To be wrapped up in ourselves, self-centered and autonomous,
says Jesus, quite simply is hell. In the text the word is actually Gehenna –
which is a place. Gehenna is a valley outside Jerusalem which to this very day
is a burning, worm infested garbage dump. It also used to be the site for human
sacrifices to the god Molech. There is always fire smoldering in this valley, and
over time it became a geographical metaphor for what happens to those people
who have little regard for others, the environment and the God of Abraham,
Isaac, Jacob and Jesus.
It is interesting to note, that Gehenna in the real world is
a product of our own creation. People go to the edge of a cliff and toss all
their personal refuse over the cliff. I don’t care to enumerate all the times I
dump my personal stuff on others, on the earth and on God. This dumping is sin.
Sin, says our Baptismal service, is those things that corrupt and destroy the
creatures of God, including God’s creation.
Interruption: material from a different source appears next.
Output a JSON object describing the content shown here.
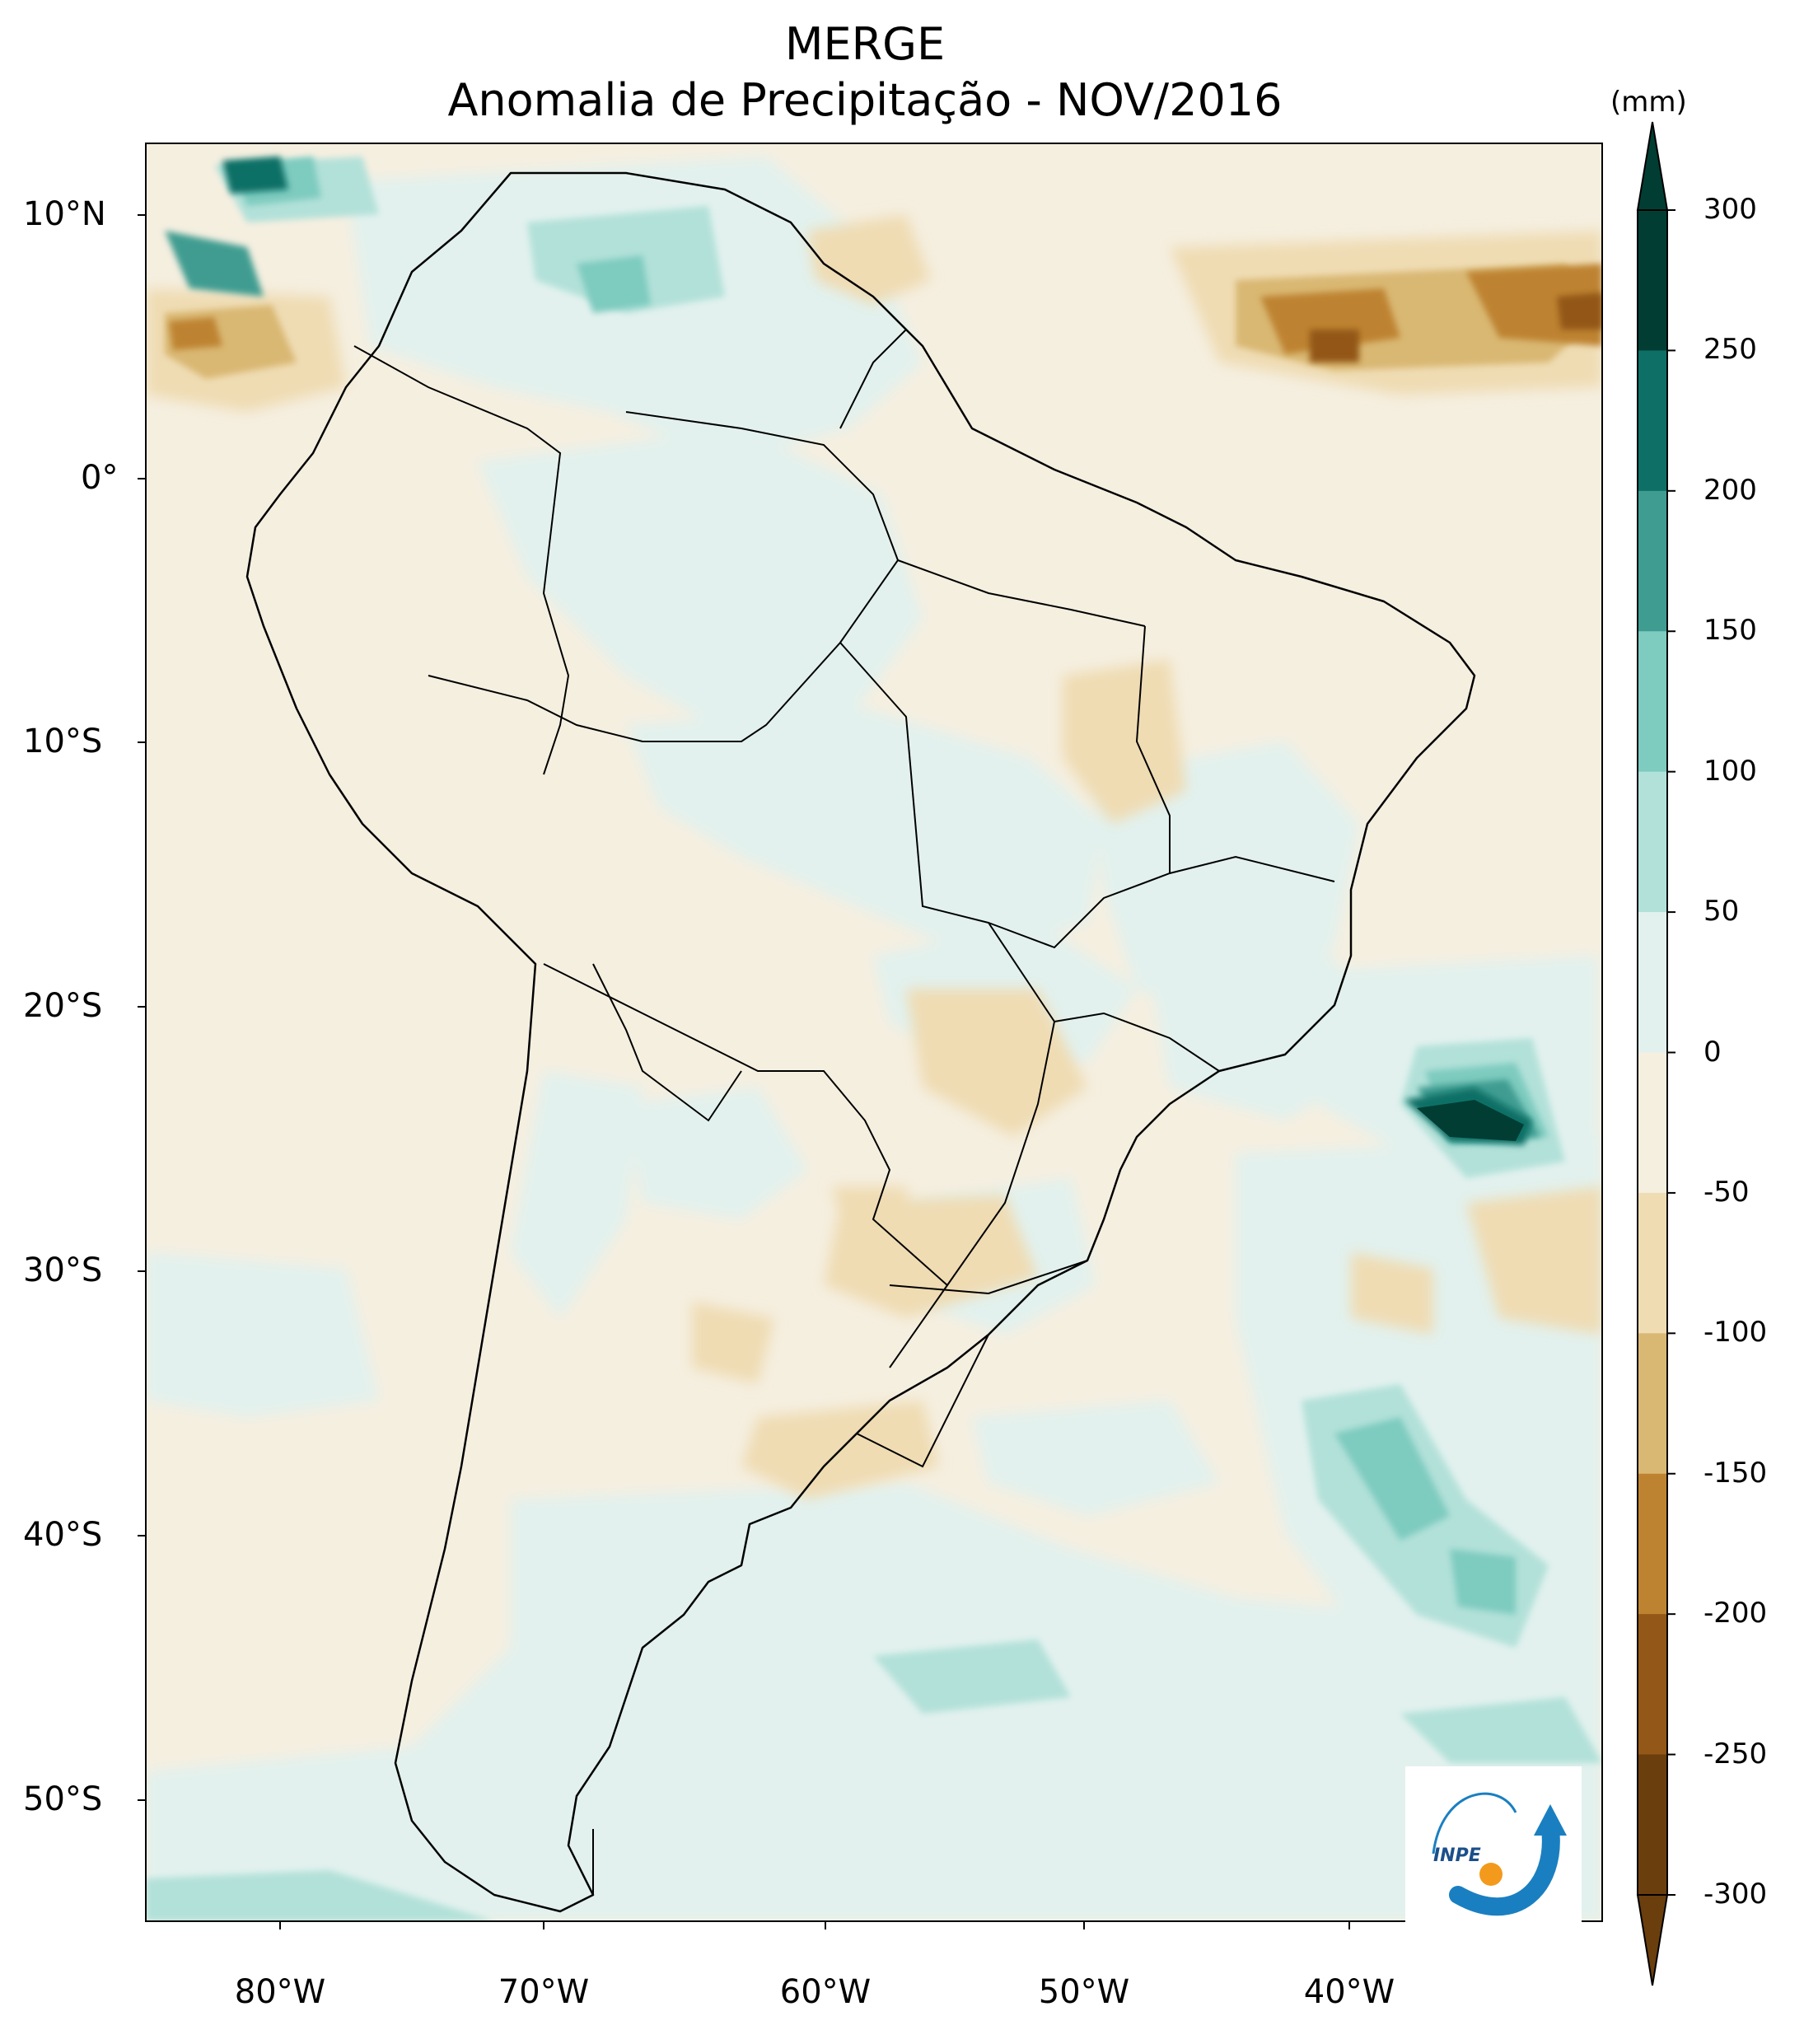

Sin is related to temptation. So, when gas is cheaper so think we can go back to pouring even more
pollution into the earth’s atmosphere and pay less for the privilege! Hell, it
turns out is of our own creation and is determined in the here and now. Hell is
not some future destination. We manufacture hell every day for those who are
hungry, those who have no health insurance, those who suffer from disease
fostered by toxic pollution, the capability of nuclear arms to destroy this
planet and so on.
And Hell is not a condition that affects just the
individual; Hell exists collectively in human society as well. Hell is the
drive toward self-reliance, self-autonomy, whether of individuals, communities,
churches, governments, or nations. The Anglican priest and poet John Donne says
it best some 360 years ago, “No
man is an island entire of itself; every man is a piece of the continent, a
part of the main…”
So, the answer to the question, Why is Jesus talking about
Hell and cutting off limbs and plucking out eyes? To impress upon us the
importance that what we are doing right here and now matters. That all that we
do and all that we say has eternal consequences. We can choose to create Hell,
or become purified by fire and seasoned with the salt of Jesus. We can squabble
over who is the greatest and who can or cannot heal and cast out demons, or we
can welcome everyone who does the work of Christ who has already redeemed the whole
world on the cross. We can be those people who hold on to all we have, or
become those people who give ourselves away. We do this not for our sake but
for the sake of the Gospel, for others and for the world.